Every year, Winter Solstice falls on 21st December. This day marks the shortest day of the year and the longest night in the Northern Hemisphere and the longest day and shortest night in the Southern Hemisphere. And Winter Solstice 2018 is interesting in its own right.
Duration of the day-
The shortest day of the year will just be 9 hours, 53 minutes, and 21 seconds long. The sunrise is at 8:02 am and the sunset is at 5:23 pm.
What’s so special about Winter Solstice 2018?
The Winter Solstice 2018 has two special occurring- Full Moon & Ursid Meteor Shower
Full Cold Moon-
The last full moon of the year, also known as the Full Cold Moon falls on December 22nd. However, it will be as brighter and as bigger as the full moon itself on December 21st. This is the first time a full moon has coincided with winter solstice since 2018 and the next one will be at 2096. No wonder, it’s a special occurrence.
Ursid Meteor Shower-
The Urshid Meteor Shower starts around !7th December and lasts till 24th-25th December. This year, along with a full moon illuminating the sky at the longest night of the year, Urshid meteor showers will make it extra special with 5-10 meteors per hour.
A moonlight dinner with the ocassional greetings of the shower. Doesn’t that seem like a perfect idea to celebrate this beautiful coincidence/occurance?
With the nights gradually getting shorter, and days getting longer, it also holds a significance of light overpowering darkness. And provides a time for us to reflect on things and make plansto move forward.

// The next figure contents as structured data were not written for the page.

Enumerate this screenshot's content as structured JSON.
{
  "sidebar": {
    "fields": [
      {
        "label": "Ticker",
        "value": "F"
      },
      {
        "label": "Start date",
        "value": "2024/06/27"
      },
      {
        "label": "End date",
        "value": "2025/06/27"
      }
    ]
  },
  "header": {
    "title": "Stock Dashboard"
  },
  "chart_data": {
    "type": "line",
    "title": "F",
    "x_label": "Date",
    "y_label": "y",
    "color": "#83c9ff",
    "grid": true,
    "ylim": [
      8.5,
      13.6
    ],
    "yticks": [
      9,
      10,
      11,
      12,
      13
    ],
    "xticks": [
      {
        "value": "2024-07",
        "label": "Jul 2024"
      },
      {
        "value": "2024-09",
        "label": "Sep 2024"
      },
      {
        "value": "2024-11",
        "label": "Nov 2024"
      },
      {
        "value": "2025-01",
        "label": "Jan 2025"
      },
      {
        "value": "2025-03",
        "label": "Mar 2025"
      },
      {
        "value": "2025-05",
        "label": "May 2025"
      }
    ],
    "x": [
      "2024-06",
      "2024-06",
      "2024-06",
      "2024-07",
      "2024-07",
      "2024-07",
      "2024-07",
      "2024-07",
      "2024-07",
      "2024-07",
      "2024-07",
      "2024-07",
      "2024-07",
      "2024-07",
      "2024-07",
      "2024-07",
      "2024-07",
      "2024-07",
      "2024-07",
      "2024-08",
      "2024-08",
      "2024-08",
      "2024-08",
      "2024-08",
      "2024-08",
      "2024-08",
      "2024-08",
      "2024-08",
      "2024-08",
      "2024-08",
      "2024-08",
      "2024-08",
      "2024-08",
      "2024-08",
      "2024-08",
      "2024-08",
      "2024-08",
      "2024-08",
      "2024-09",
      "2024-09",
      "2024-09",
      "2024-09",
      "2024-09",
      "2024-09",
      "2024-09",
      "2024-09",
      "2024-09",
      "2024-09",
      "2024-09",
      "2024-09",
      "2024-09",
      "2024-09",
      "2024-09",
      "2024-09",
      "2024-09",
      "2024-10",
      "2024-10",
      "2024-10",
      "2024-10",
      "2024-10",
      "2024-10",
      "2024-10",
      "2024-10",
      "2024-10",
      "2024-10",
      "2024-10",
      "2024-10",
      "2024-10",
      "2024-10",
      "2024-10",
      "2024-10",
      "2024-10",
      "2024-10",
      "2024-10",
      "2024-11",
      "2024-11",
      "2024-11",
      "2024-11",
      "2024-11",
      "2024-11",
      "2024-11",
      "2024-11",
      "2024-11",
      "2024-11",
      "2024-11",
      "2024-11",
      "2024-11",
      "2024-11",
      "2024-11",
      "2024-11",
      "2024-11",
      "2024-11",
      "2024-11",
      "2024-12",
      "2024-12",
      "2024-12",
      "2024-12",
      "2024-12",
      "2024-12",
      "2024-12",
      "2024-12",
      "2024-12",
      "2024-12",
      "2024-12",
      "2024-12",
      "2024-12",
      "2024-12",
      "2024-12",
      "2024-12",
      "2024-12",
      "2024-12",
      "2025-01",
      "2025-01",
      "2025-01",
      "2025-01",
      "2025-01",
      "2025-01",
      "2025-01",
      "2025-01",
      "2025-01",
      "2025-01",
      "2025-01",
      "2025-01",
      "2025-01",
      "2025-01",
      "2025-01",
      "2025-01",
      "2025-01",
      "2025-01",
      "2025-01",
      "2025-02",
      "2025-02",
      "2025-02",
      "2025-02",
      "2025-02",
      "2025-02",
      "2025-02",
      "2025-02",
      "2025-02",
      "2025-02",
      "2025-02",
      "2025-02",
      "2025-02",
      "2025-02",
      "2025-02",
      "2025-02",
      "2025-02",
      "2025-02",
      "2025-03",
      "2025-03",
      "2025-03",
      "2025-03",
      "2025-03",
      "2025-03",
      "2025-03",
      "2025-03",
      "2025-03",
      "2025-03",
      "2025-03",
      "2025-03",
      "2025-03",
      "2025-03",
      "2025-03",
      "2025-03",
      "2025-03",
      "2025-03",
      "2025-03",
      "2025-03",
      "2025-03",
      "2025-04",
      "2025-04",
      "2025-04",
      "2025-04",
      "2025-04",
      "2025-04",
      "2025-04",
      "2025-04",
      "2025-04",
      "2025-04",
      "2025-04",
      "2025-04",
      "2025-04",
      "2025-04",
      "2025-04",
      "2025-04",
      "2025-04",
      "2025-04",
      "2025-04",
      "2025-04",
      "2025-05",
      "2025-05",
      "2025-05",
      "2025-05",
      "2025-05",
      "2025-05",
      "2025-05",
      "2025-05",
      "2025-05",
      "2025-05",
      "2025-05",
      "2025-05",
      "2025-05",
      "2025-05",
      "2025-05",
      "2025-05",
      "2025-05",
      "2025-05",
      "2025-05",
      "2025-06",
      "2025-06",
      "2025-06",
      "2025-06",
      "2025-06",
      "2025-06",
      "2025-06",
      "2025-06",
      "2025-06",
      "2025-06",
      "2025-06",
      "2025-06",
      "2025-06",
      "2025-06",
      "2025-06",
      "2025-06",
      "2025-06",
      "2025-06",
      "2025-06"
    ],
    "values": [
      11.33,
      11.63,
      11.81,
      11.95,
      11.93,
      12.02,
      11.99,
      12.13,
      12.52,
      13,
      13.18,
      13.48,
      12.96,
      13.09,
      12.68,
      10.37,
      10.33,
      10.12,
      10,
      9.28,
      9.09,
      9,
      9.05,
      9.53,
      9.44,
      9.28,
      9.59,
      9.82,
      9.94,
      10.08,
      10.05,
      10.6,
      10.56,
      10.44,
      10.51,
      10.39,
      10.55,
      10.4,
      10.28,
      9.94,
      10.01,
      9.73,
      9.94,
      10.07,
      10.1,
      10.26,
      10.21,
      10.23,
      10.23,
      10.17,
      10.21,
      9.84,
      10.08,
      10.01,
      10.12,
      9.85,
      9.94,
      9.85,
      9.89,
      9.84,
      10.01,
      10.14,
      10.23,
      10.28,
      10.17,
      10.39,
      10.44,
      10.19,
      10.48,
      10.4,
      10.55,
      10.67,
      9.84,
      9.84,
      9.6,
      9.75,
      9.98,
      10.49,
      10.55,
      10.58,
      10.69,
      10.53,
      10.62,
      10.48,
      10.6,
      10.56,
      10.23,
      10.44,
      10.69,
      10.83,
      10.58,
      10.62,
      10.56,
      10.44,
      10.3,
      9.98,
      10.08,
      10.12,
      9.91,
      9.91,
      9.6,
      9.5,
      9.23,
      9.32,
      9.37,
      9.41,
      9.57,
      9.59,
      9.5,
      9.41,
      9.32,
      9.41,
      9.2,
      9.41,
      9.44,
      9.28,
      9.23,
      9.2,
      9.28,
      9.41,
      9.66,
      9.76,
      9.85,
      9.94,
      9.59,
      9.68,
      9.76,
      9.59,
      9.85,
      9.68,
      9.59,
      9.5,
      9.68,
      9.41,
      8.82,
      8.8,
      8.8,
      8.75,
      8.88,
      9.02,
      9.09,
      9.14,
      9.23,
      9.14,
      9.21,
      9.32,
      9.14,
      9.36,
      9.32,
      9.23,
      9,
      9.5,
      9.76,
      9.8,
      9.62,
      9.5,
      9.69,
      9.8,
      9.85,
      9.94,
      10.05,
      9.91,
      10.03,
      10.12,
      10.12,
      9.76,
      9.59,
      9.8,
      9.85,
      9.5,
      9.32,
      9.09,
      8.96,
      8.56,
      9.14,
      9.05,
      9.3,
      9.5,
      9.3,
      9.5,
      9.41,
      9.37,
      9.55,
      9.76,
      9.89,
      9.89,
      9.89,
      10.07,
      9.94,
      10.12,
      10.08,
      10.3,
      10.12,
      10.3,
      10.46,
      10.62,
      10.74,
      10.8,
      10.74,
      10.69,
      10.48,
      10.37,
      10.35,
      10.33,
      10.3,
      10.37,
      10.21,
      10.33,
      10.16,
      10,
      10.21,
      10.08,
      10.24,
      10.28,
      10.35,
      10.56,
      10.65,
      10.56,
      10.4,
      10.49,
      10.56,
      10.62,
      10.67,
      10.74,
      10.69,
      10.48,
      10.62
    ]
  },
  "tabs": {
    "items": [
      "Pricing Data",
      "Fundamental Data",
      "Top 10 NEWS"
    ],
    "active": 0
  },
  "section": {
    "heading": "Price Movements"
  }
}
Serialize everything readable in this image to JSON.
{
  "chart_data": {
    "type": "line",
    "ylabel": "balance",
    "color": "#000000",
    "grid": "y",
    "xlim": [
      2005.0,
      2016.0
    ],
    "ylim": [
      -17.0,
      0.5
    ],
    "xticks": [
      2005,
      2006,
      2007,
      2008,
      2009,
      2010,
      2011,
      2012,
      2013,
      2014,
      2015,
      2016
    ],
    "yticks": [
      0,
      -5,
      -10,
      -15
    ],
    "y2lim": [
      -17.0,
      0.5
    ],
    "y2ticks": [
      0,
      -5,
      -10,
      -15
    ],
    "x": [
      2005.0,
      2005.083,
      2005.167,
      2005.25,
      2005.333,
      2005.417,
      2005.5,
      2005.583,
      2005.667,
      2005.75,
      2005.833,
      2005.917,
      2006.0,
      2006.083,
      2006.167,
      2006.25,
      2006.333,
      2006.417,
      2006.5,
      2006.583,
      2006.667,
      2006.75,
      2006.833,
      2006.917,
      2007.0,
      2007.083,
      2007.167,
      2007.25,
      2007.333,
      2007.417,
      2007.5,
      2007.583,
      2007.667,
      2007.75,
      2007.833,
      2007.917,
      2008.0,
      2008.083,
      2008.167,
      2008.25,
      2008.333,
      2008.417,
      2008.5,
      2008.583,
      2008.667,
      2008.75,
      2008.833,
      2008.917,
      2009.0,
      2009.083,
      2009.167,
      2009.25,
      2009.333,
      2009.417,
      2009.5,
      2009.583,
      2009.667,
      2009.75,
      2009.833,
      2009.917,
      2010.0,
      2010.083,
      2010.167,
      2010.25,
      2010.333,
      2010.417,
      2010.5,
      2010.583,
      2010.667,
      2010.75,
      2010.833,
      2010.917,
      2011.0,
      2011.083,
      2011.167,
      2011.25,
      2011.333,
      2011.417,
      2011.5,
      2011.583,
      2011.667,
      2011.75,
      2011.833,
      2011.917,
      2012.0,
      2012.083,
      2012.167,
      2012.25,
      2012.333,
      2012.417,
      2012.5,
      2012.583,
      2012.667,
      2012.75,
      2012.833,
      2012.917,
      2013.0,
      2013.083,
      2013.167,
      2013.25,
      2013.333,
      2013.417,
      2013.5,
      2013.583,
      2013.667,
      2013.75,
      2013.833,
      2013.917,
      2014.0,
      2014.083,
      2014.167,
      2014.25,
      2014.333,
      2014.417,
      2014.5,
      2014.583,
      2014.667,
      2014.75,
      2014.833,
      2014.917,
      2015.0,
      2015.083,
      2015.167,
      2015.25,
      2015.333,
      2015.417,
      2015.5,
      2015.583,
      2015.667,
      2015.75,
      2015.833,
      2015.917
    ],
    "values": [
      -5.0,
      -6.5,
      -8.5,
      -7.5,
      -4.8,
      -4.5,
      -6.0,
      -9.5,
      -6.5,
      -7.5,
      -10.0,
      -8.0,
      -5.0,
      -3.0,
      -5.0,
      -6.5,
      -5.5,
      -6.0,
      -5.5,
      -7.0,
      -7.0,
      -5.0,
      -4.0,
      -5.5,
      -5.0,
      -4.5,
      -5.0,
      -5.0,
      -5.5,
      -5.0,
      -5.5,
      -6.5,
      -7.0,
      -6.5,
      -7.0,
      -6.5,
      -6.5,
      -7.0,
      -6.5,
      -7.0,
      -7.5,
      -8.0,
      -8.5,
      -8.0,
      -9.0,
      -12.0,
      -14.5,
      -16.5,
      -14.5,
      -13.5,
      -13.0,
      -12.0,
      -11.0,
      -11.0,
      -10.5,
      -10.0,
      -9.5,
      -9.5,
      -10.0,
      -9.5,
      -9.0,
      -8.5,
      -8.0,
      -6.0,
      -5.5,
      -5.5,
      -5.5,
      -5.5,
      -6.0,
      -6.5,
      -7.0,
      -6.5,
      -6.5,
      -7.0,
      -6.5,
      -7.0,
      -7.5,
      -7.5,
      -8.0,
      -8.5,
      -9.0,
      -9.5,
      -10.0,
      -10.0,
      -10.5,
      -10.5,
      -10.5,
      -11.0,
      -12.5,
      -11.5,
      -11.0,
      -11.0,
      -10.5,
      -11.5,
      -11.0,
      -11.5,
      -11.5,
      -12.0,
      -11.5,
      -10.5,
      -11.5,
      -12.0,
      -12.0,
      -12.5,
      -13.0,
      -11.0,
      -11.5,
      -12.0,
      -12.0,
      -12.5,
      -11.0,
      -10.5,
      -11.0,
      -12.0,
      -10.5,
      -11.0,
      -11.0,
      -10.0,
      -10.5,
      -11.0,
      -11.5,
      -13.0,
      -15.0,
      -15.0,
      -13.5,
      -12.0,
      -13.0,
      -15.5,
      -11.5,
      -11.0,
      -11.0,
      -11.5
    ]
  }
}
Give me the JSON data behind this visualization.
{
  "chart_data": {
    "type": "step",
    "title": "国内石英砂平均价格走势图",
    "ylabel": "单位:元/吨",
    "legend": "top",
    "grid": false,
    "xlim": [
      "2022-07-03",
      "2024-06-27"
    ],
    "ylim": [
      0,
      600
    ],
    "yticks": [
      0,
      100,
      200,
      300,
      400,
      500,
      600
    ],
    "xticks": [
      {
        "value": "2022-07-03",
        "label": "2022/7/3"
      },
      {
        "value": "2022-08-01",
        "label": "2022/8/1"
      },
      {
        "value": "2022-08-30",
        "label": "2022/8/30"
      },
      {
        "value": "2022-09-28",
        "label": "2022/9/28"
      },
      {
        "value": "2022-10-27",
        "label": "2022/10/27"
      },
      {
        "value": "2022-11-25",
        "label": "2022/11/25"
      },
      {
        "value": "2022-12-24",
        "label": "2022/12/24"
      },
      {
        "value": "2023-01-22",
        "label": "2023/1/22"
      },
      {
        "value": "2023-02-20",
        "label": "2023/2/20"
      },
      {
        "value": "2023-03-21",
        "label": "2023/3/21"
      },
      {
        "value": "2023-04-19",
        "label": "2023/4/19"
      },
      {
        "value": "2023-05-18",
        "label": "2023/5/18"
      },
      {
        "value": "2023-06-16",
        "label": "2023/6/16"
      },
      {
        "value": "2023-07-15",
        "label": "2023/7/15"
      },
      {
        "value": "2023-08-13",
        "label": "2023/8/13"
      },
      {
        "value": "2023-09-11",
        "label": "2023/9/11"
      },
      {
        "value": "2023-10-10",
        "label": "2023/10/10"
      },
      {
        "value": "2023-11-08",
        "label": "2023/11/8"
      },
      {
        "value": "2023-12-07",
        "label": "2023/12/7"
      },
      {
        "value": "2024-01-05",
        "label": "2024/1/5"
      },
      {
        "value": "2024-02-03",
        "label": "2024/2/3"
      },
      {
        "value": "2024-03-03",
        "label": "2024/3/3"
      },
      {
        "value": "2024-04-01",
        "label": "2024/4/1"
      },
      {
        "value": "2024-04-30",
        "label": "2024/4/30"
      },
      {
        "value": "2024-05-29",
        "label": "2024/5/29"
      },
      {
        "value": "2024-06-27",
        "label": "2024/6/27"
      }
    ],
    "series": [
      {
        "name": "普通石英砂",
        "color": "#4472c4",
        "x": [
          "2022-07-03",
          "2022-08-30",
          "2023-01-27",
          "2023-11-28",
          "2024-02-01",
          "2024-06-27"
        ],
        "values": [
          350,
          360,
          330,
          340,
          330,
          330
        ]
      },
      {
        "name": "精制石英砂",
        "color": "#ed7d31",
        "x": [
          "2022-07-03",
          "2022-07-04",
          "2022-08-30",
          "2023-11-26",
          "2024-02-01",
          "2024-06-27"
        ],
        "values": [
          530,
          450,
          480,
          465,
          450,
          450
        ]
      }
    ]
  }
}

No wonder, different tribes and communities around the world celebrate this day with rituals, gatherings, and festivals.
In India, Makar Sakranti is celebrated on January to mark the onset of longer days and warmer weather and the auspicious time for starting new things and deepening the bond in relationships.
While Winter Solstice 2018 marks the shortest day of the year and the beginning of longer days, it doesn’t mean that the climate will start getting warmer. In fact, the coldest days of the season follows after the winter solstice. So, stay tight and keep yourself warm.